Badiou à la défense de l’amour

« Aujourd’hui, il est nécessaire de défendre l’amour »
(Alain Badiou)

Pourquoi s’intéresser à l’amour ? Peut-être d’abord parce que l’amour est un drôle de rapport, un rapport étrange, et surtout menacé. Bientôt peut-être, ce ne sera plus qu’un lointain souvenir, des récits dans de vieilles bibliothèques et quelques filmothèques. Le mot sera toujours là, peut-être, mais il risque bien de ne nommer plus qu’une caricature.
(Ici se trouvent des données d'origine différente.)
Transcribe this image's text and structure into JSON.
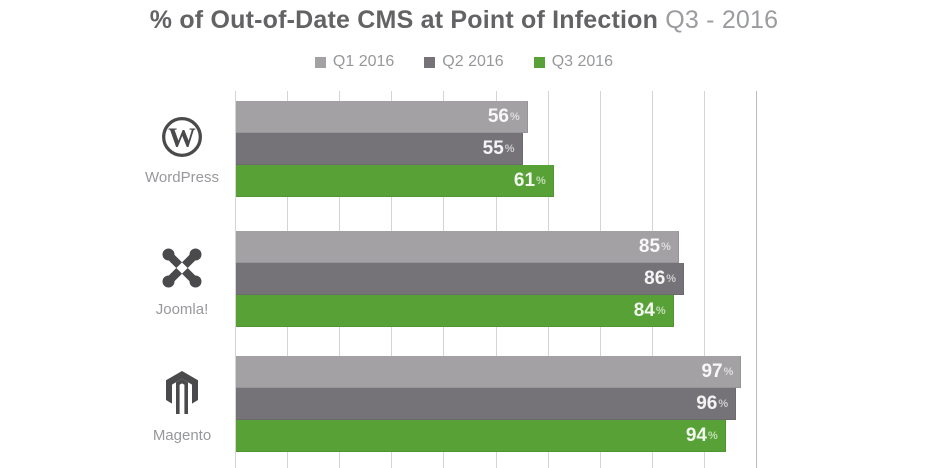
{
  "title": {
    "main": "% of Out-of-Date CMS at Point of Infection",
    "period": "Q3 - 2016"
  },
  "chart_data": {
    "type": "bar",
    "orientation": "horizontal",
    "title": "% of Out-of-Date CMS at Point of Infection Q3 - 2016",
    "categories": [
      "WordPress",
      "Joomla!",
      "Magento"
    ],
    "series": [
      {
        "name": "Q1 2016",
        "color": "#a3a1a4",
        "values": [
          56,
          85,
          97
        ]
      },
      {
        "name": "Q2 2016",
        "color": "#757377",
        "values": [
          55,
          86,
          96
        ]
      },
      {
        "name": "Q3 2016",
        "color": "#58a137",
        "values": [
          61,
          84,
          94
        ]
      }
    ],
    "value_suffix": "%",
    "xlim": [
      0,
      100
    ],
    "gridline_interval": 10,
    "grid": true,
    "legend_position": "top",
    "value_labels": "inside-end"
  },
  "colors": {
    "background": "#ffffff",
    "gridline": "#d4d4d4",
    "gridline_100": "#bcbcbc",
    "title_main": "#636366",
    "title_period": "#9a9c9f",
    "legend_text": "#97989b",
    "category_text": "#97989b",
    "icon": "#4a4a4c",
    "bar_label": "#ffffff"
  }
}
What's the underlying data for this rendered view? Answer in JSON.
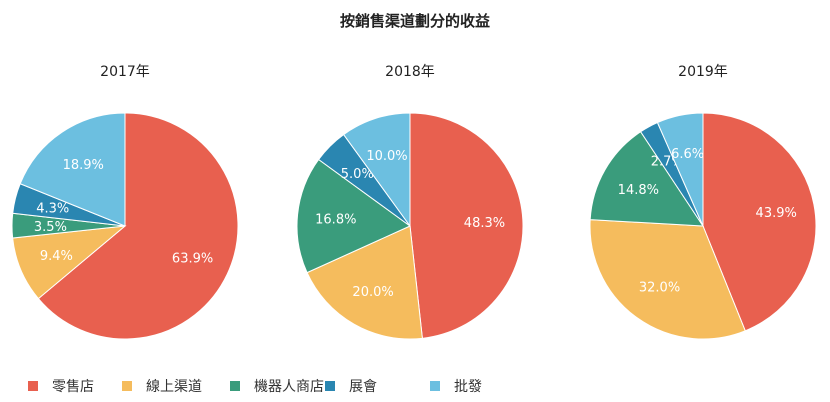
{
  "chart_data": [
    {
      "type": "pie",
      "title": "2017年",
      "categories": [
        "零售店",
        "線上渠道",
        "機器人商店",
        "展會",
        "批發"
      ],
      "values": [
        63.9,
        9.4,
        3.5,
        4.3,
        18.9
      ]
    },
    {
      "type": "pie",
      "title": "2018年",
      "categories": [
        "零售店",
        "線上渠道",
        "機器人商店",
        "展會",
        "批發"
      ],
      "values": [
        48.3,
        20.0,
        16.8,
        5.0,
        10.0
      ]
    },
    {
      "type": "pie",
      "title": "2019年",
      "categories": [
        "零售店",
        "線上渠道",
        "機器人商店",
        "展會",
        "批發"
      ],
      "values": [
        43.9,
        32.0,
        14.8,
        2.7,
        6.6
      ]
    }
  ],
  "title": "按銷售渠道劃分的收益",
  "legend": {
    "position": "bottom",
    "items": [
      "零售店",
      "線上渠道",
      "機器人商店",
      "展會",
      "批發"
    ]
  },
  "colors": [
    "#e8604f",
    "#f5bc5d",
    "#3a9c7c",
    "#2a86b1",
    "#6cbfe0"
  ]
}
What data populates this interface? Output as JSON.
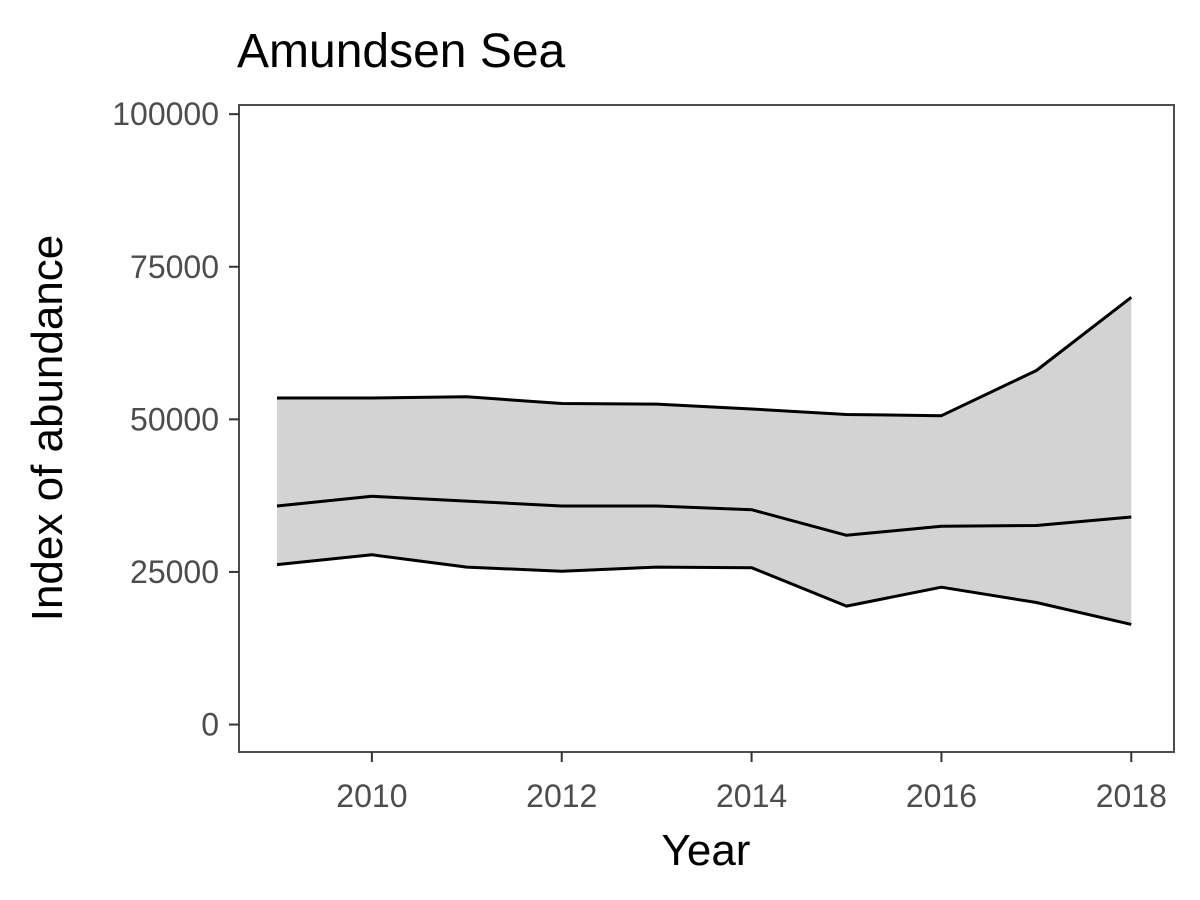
{
  "chart_data": {
    "type": "area",
    "title": "Amundsen Sea",
    "xlabel": "Year",
    "ylabel": "Index of abundance",
    "xlim": [
      2008.6,
      2018.45
    ],
    "ylim": [
      -4500,
      101500
    ],
    "x_ticks": [
      2010,
      2012,
      2014,
      2016,
      2018
    ],
    "y_ticks": [
      0,
      25000,
      50000,
      75000,
      100000
    ],
    "x_tick_labels": [
      "2010",
      "2012",
      "2014",
      "2016",
      "2018"
    ],
    "y_tick_labels": [
      "0",
      "25000",
      "50000",
      "75000",
      "100000"
    ],
    "grid": false,
    "x": [
      2009,
      2010,
      2011,
      2012,
      2013,
      2014,
      2015,
      2016,
      2017,
      2018
    ],
    "series": [
      {
        "role": "upper",
        "values": [
          53500,
          53500,
          53700,
          52600,
          52500,
          51700,
          50800,
          50600,
          58000,
          70000
        ]
      },
      {
        "role": "estimate",
        "values": [
          35800,
          37400,
          36600,
          35800,
          35800,
          35200,
          31000,
          32500,
          32600,
          34000
        ]
      },
      {
        "role": "lower",
        "values": [
          26200,
          27800,
          25800,
          25100,
          25800,
          25700,
          19400,
          22500,
          20000,
          16400
        ]
      }
    ],
    "colors": {
      "band": "#d3d3d3",
      "line": "#000000",
      "axis": "#4d4d4d"
    }
  }
}
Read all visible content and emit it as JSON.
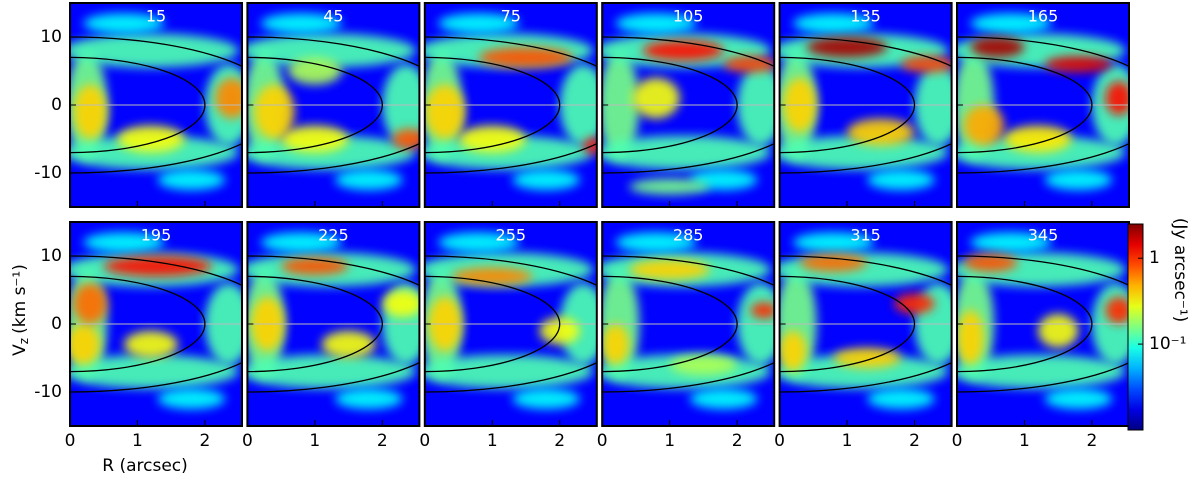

Pour approcher un peu de la chose, il faut se souvenir de ce mal que les médecins du moyen-âge appelaient joliment l’amor hereos (c’est une transposition maladroite d’un terme arabe), l’amour héroïque, bref, le mal d’amour. Au malheureux qui souffrait d’un échec amoureux, et que le souvenir de sa belle hantait et obsédait, le médecin prescrivait des bains et des promenades dans de beaux jardins. Et un peu de musique pour adoucir sa passion. Cet amour maladif, cet amour-fou est assez loin de l’amour un peu fade que les sites de rencontre et la pornographie ont mis au goût du jour, une relation somme toute très contractualisée, où tout est donné et garanti, et qui se limite à la même vie qu’avant, un peu de tendresse en plus.

Platon, dans le Phèdre, a donné une image immortelle de la rencontre amoureuse, parce qu’il la rattache à une expérience fondamentale, une expérience délirante. L’occasion du dialogue est un discours de l’orateur Lysias, lu par Phèdre à Socrate, dans lequel il veut démontrer qu’il vaut mieux « accorder ses faveurs à celui qui n’aime pas plutôt qu’à celui qui aime. » Autrement dit, le mariage d’arrangement, rationnel et de bon sens vaudrait mieux que l’amour fou. Contre cette argumentation, Socrate s’insurge et répond que la folie, quand elle ne provient pas de maladies humaines, est un vrai don des dieux, « d’une inspiration divine qui nous fait rompre avec les habitudes ». C’est un dieu qui nous ouvre à une aventure à grands risques. Parmi ces événements fous, il y a, dit Socrate, le délire prophétique du visionnaire, le délire médical du chamane qui voit les traitements dans ses rêves, le délire poétique de l’artiste à qui les muses livrent une vision de la beauté, et enfin le délire amoureux. Et ce n’est que lorsqu’il plonge ses racines dans une rencontre inattendue et imprévisible, une rencontre folle, que l’amour devient quelque chose d’intéressant, l’expérience de l’intimité réelle.

Alain Badiou a pas mal écrit sur l’amour, et ce petit film résume bien, et avec style, ses idées principales. En somme, la mise en danger de l’amour, parce que l’amour est justement un danger, une menace contre l’égoïsme individualiste dominant. Fait par je ne sais pas qui, mais qui se débrouille bien à la vidéo, et c’est sur le compte Nowness (cliquer ici in case).

Il suffit de cliquer sur « Regarder sur YouTube »

On peut discuter la critique du calcul amoureux. Est-il si nécessaire que l’amour soit une souffrance ? Parce que l’amour-fou ne va pas sans souffrance. Cette vision un peu romantique de l’amour a surtout germé en Europe, où l’amour pouvait servir de consolation à des amants bien malheureux au milieu d’une société barbare et monstrueuse. Cet amour presque révolutionnaire aurait-il un sens dans une société un peu moins monstrueuse, un peu plus apaisée ? Ma foi.